Hans Brase

Personal information
- Born: September 15, 1993 (age 31) Charlottesville, Virginia
- Nationality: American / German
- Listed height: 6 ft 9 in (2.06 m)
- Listed weight: 229 lb (104 kg)

Career information
- High school: The Hill School (Pottstown, Pennsylvania)
- College: Princeton (2012–2017); Iowa State (2017–2018);
- NBA draft: 2018: undrafted
- Playing career: 2018–2021
- Position: Power forward / small forward
- Number: 30

Career history
- 2018–2019: Mitteldeutscher BC
- 2019–2020: Riesen Ludwigsburg
- 2020–2021: Hamburg Towers

= Hans Brase =

American-German basketball player

Hans-George Brase (Hans) (born September 15, 1993) is a retired American-German basketball player. He stands 6’9’’ (205 cm) tall and plays the forward position. He made 52 appearances in the German Basketball-Bundesliga.

== Career ==
Born in Charlottesville, Virginia, Brase spent parts of his early childhood in Germany, where his parents come from, before his family settled in Clover, South Carolina.

Brase attended Gaston Day School in Gastonia, North Carolina and transferred to the Hill School in Pottstown, Pennsylvania in 2010.

He committed to Princeton University in 2011 and joined the Tigers for the 2012–13 season. During his freshman season, he received Ivy League Rookie of the Week honors on December 24, 2012. As a sophomore (2013–14), Brase led the team in rebounding (5.7rpg) and was the team's second-leading scorer with 11.2 points a contest. As a junior (2014–15), Brase once again led the Tigers in rebounding (7.5rpg) and was the team's second-leading scorer with 11.5 points a contest.

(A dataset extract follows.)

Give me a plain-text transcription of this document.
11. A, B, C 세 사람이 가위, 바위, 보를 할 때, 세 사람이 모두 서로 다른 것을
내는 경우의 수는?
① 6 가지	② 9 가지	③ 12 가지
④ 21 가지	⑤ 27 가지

In November 2015, prior to his senior season, Brase sustained a torn ACL and missed the entire 2015–16 campaign. He suffered another injury to his right knee in December 2016, which ended his senior season as well as his playing career at Princeton. Brase played five games as a senior, averaging 6.4 points and 2.8 rebounds a contest. As the Ivy League does not allow medical redshirts, he transferred to Iowa State for a fifth year of college basketball.

In Mai 2018, he signed his first contract as a professional basketball player, inking a deal with Mitteldeutscher BC of the German Basketball Bundesliga. In his first season as professional basketball player, Brase averaged 5.2 points and 3.4 rebounds a game in 23 Bundesliga contests. In June 2019, he signed with fellow Bundesliga side Riesen Ludwigsburg. In the 2019–20 season, he reached the Bundesliga finals with Ludwigsburg, where he and his team fell short to Alba Berlin.

Brase signed with Bundesliga team Hamburg Towers on August 4, 2020.

== National team ==
Brase plays internationally for Germany. In 2013, he attended the under-20 European Championships in Estonia. During the summer of 2014, he played in friendly tournaments across Europe ultimately culminating in a six team tournament in China. He won silver at the 2015 World University Games in South Korea after losing to the Kansas Jayhawks, who were representing the United States, in the gold medal game. Brase led the team in scoring and rebounding as their only defeat in the tournament was to Kansas in double overtime.

== Personal info ==
Brase's sister Marie-Luise played basketball at Colgate University, his brother Janpeter was a member of the St. Lawrence University basketball team.